Congress to sick kids in Delaware: Drop dead, maybe
2017 came and went, and with it hope that Congress would come to the aid of millions of kids in Delaware and all across the country depending on them for their health care.
A couple days ago, 2017 came and went, and with it hope that Congress would come to the aid of millions of kids in Delaware and all across the country depending on them for their health care.
Congress did offer the equivalent of a fiscal Band-Aid for the Children’s Health Insurance Program (CHIP) by including some stopgap funding that extending the program in Delaware through January- but well short of the $14 billion a year the program requires.
With election looming and an unsettling amount of volatility in the Trump White House (which certainly isn’t going to calm down after the release of Michael Wolff’s damning new book), it’s looking more and more likely that 2018 will see politicians kick the can down the road in terms of our children’s healthcare, or even worse – not fund the program at all.
It’s mind-boggling how we’ve gotten to this point. CHIP has been a popular program among members of both political parties since its introduction in 1997, so the fact that it has become a victim to the rabid partisanship that has enveloped Washington is troubling, to say the least. Bipartisan support exists here in Delaware, too – all 14 members of the Delaware House Health Committee (made up of both Republicans and Democrats) urged Congress to reauthorize CHIP funding.
The squabbling has left parents and pediatricians across the country shaking their heads in disgust, while here in Delaware 8,300 children nervously wait to see if they’ll be able to receive the basic medial care they could suddenly lose, through no fault of their own.

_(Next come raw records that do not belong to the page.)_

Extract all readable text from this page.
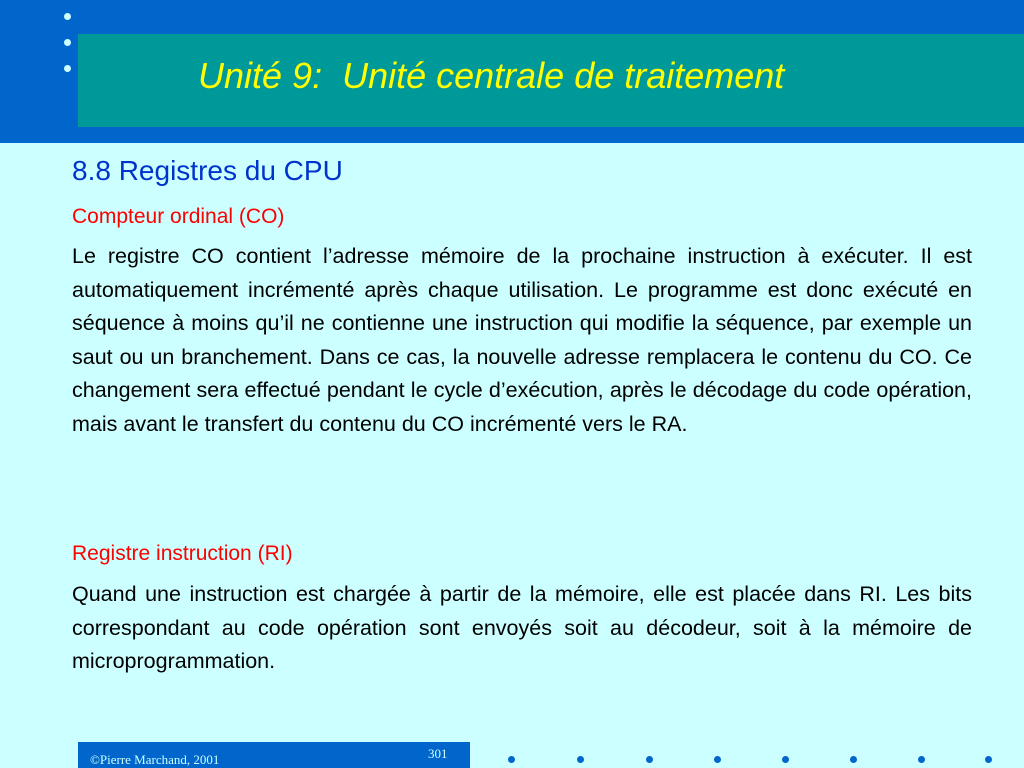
Unité 9:  Unité centrale de traitement
8.8 Registres du CPU
Compteur ordinal (CO)
Le registre CO contient l’adresse mémoire de la prochaine instruction à exécuter. Il est automatiquement incrémenté après chaque utilisation. Le programme est donc exécuté en séquence à moins qu’il ne contienne une instruction qui modifie la séquence, par exemple un saut ou un branchement. Dans ce cas, la nouvelle adresse remplacera le contenu du CO. Ce changement sera effectué pendant le cycle d’exécution, après le décodage du code opération, mais avant le transfert du contenu du CO incrémenté vers le RA.
Registre instruction (RI)
Quand une instruction est chargée à partir de la mémoire, elle est placée dans RI. Les bits correspondant au code opération sont envoyés soit au décodeur, soit à la mémoire de microprogrammation.
©Pierre Marchand, 2001	301
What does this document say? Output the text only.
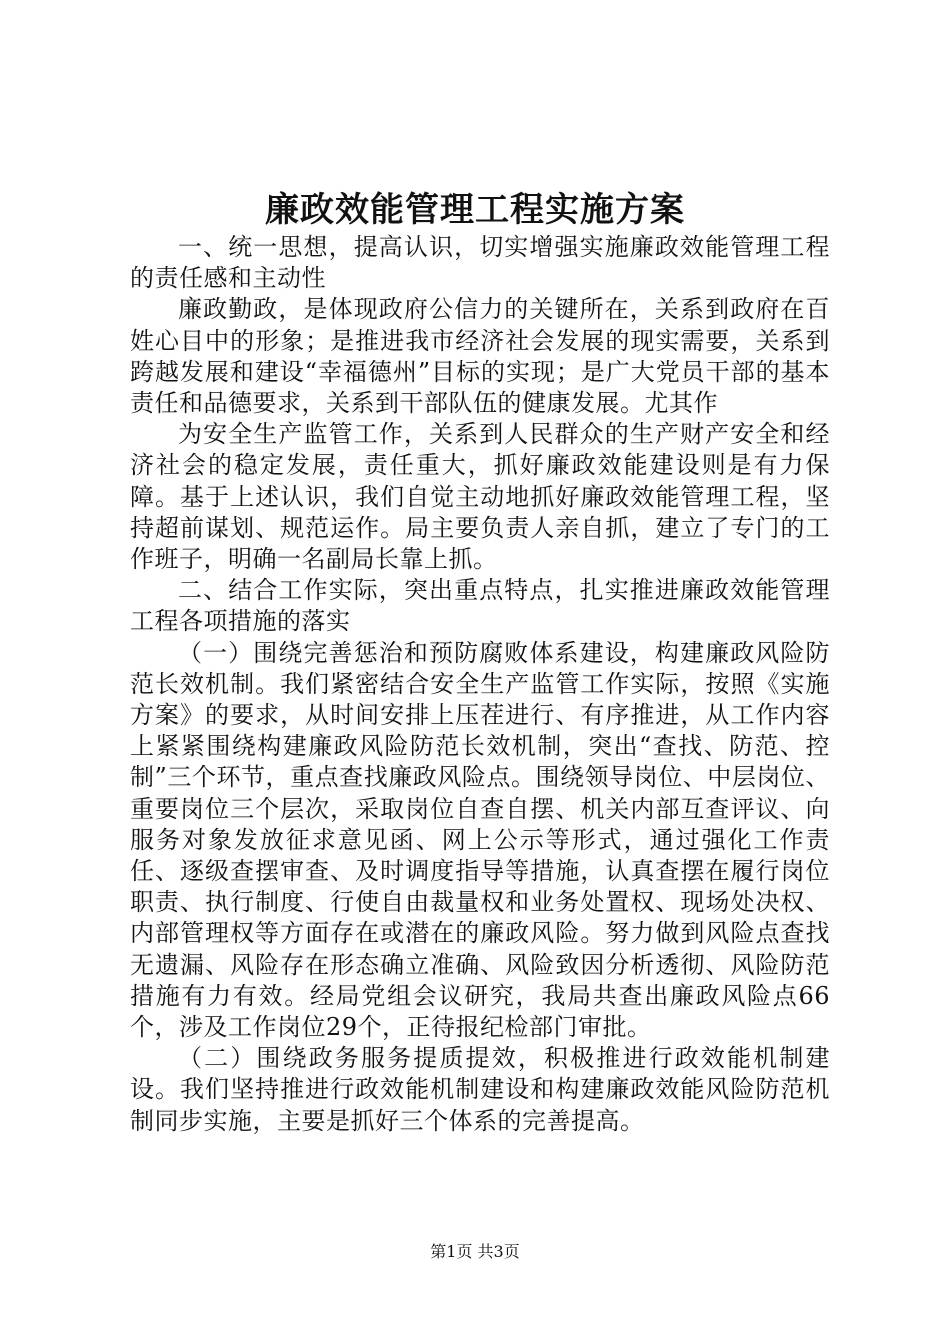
廉政效能管理工程实施方案

一、统一思想，提高认识，切实增强实施廉政效能管理工程的责任感和主动性

廉政勤政，是体现政府公信力的关键所在，关系到政府在百姓心目中的形象；是推进我市经济社会发展的现实需要，关系到跨越发展和建设“幸福德州”目标的实现；是广大党员干部的基本责任和品德要求，关系到干部队伍的健康发展。尤其作

为安全生产监管工作，关系到人民群众的生产财产安全和经济社会的稳定发展，责任重大，抓好廉政效能建设则是有力保障。基于上述认识，我们自觉主动地抓好廉政效能管理工程，坚持超前谋划、规范运作。局主要负责人亲自抓，建立了专门的工作班子，明确一名副局长靠上抓。

二、结合工作实际，突出重点特点，扎实推进廉政效能管理工程各项措施的落实

（一）围绕完善惩治和预防腐败体系建设，构建廉政风险防范长效机制。我们紧密结合安全生产监管工作实际，按照《实施方案》的要求，从时间安排上压茬进行、有序推进，从工作内容上紧紧围绕构建廉政风险防范长效机制，突出“查找、防范、控制”三个环节，重点查找廉政风险点。围绕领导岗位、中层岗位、重要岗位三个层次，采取岗位自查自摆、机关内部互查评议、向服务对象发放征求意见函、网上公示等形式，通过强化工作责任、逐级查摆审查、及时调度指导等措施，认真查摆在履行岗位职责、执行制度、行使自由裁量权和业务处置权、现场处决权、内部管理权等方面存在或潜在的廉政风险。努力做到风险点查找无遗漏、风险存在形态确立准确、风险致因分析透彻、风险防范措施有力有效。经局党组会议研究，我局共查出廉政风险点66个，涉及工作岗位29个，正待报纪检部门审批。

（二）围绕政务服务提质提效，积极推进行政效能机制建设。我们坚持推进行政效能机制建设和构建廉政效能风险防范机制同步实施，主要是抓好三个体系的完善提高。

第1页 共3页
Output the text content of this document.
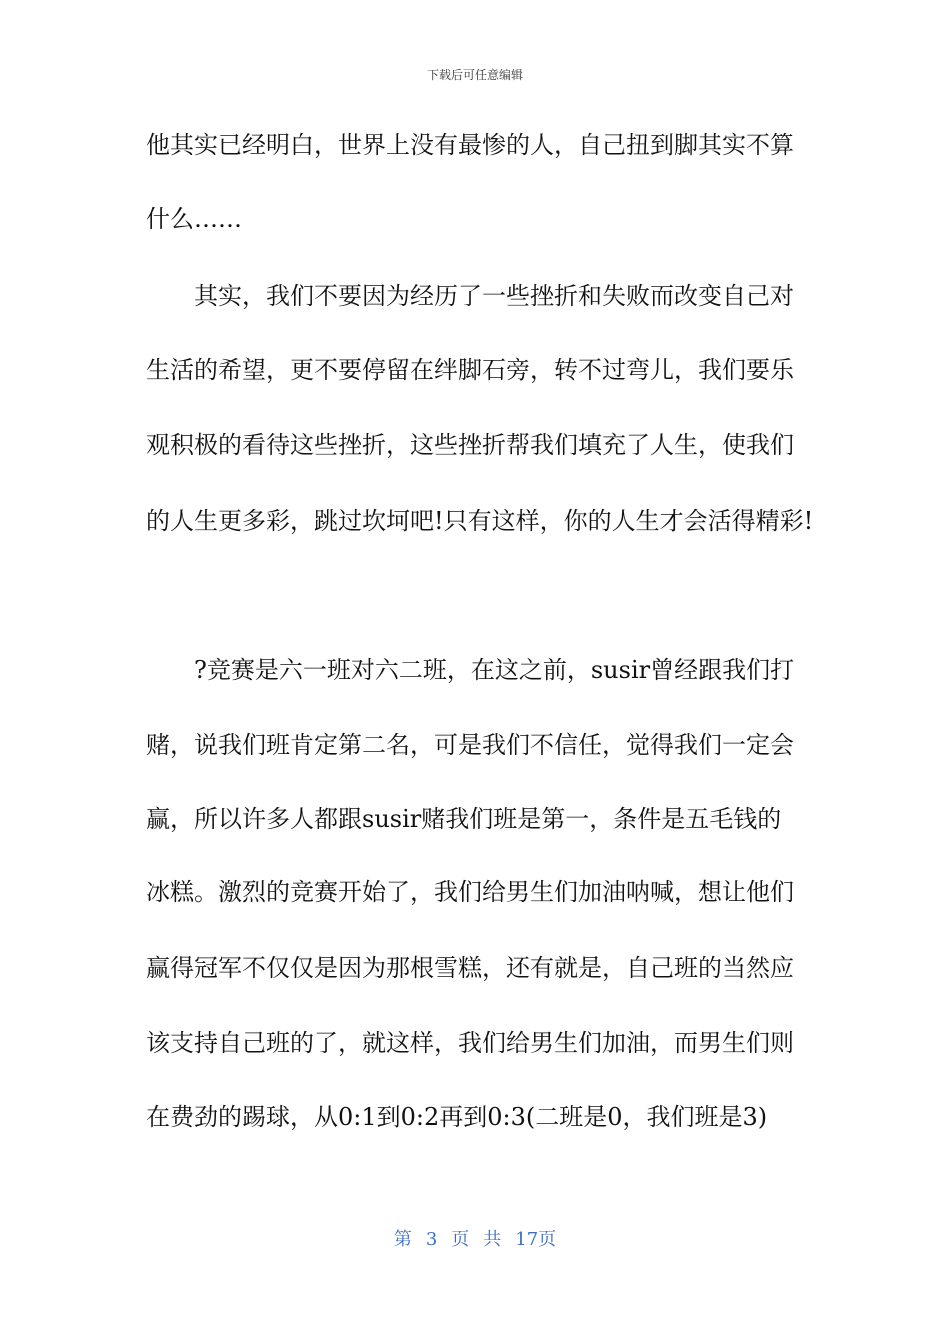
下载后可任意编辑
他其实已经明白，世界上没有最惨的人，自己扭到脚其实不算
什么……
其实，我们不要因为经历了一些挫折和失败而改变自己对
生活的希望，更不要停留在绊脚石旁，转不过弯儿，我们要乐
观积极的看待这些挫折，这些挫折帮我们填充了人生，使我们
的人生更多彩，跳过坎坷吧!只有这样，你的人生才会活得精彩!
?竞赛是六一班对六二班，在这之前，susir曾经跟我们打
赌，说我们班肯定第二名，可是我们不信任，觉得我们一定会
赢，所以许多人都跟susir赌我们班是第一，条件是五毛钱的
冰糕。激烈的竞赛开始了，我们给男生们加油呐喊，想让他们
赢得冠军不仅仅是因为那根雪糕，还有就是，自己班的当然应
该支持自己班的了，就这样，我们给男生们加油，而男生们则
在费劲的踢球，从0:1到0:2再到0:3(二班是0，我们班是3)
第 3 页 共 17页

“There’s going to be a large group of kids, some of them who are medically vulnerable, who don’t have access to care,” Dr. Jonathan Miller, the division chief for general pediatrics at Nemours/A.I. Dupont Hospital for Children, told the News Journal.
Democratic Rep. Lisa Blunt Rochester was less diplomatic, calling the potential loss of funding “devastating.”
What’s worse is the program, which helps 9 million kids nationwide, likely pays for itself by reducing the likelihood of lifelong chronic disease thanks to the vaccines and developmental care children with receive.
“CHIP is probably one of the most successful government programs we’ve enacted in the last couple of decades,” Timothy McBride, a professor of health economics at Washington University in St. Louis, told NPR.
Even someone as cynical as myself never thought we’d get to the point where the health care of children was threatened by the dysfunction and outright neglect of our elected officials in Washington, who managed to roll up their sleeves and pass tax cuts that overwhelming favors the most fortunate in our country while leaving needy kids out in the cold.
But that’s where we are. Timmy’s surgery or Taylor’s next vaccination might just have to wait for that money to trickle down their way. You know, America First.